The RCP should notice the patient’s use of accessory muscles
during ventilation, and pay attention to the synchrony or paradoxical
motions of ventilation and count the ventilatory rate. By placing his
hands on the patient’s lower chest, with thumbs just barely touching in
the back, the RCP can evaluate chest movements. The RCP should then ask
the patient take a deep breath, and then observe if the thumbs move apart
symmetrically. If not, it may be that the presence of unilateral disease
is causing one side to move more than the other. Atelectasis, pneumothorax,
and pleural effusions are all conditions that can cause unilateral movement.

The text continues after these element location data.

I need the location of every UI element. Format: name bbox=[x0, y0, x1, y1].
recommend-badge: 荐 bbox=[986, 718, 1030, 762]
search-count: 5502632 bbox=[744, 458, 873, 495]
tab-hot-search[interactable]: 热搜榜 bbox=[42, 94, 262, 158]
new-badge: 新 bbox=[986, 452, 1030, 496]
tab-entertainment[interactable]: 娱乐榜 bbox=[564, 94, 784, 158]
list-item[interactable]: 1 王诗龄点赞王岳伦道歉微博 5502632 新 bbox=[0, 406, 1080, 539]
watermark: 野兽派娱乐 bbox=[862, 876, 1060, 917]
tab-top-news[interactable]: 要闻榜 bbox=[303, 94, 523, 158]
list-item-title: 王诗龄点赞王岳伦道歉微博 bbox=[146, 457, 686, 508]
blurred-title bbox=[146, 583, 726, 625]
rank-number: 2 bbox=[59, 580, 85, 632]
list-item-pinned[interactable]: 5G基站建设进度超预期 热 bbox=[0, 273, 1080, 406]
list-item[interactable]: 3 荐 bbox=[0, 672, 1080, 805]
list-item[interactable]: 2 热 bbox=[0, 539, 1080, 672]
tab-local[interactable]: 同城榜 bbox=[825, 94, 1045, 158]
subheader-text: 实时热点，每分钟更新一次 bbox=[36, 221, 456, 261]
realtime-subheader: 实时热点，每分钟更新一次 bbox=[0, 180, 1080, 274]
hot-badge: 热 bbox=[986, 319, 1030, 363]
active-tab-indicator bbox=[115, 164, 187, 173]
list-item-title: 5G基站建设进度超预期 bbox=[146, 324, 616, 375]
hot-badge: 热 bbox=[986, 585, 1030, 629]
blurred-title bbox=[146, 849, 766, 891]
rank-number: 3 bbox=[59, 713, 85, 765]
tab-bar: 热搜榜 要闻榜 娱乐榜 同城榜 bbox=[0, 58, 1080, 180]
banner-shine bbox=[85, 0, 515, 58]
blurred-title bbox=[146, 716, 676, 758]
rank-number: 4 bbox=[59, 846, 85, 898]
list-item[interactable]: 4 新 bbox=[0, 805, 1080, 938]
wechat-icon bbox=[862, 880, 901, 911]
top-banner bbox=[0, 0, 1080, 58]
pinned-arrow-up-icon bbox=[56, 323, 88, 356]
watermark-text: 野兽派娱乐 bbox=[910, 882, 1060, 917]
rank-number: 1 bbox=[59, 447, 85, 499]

In COPD patients, air trapping causes there to be very
little observable chest movement. There is also little chest movement
seen in patients with restrictive disease. Crackling sounds heard around
surgical incision sites when the RCP’s hands are placed on the skin can
be suggestive of subcutaneous emphysema.
It should be noted that inspection for the presence respiratory
disease requires inspection of more than the thorax. The RCP should inspect
the extremities for digital clubbing and cyanosis. The neck should also
be assessed for evidence of jugular venous distension (JVD). JVD occurs
when the right side of the heart fails due to chronic elevation of pulmonary
vascular resistance (PVR). Hypoxemia increases PVR, and over a long period
of time the right ventricle cannot effectively work against this added
resistance and ventricular failure results.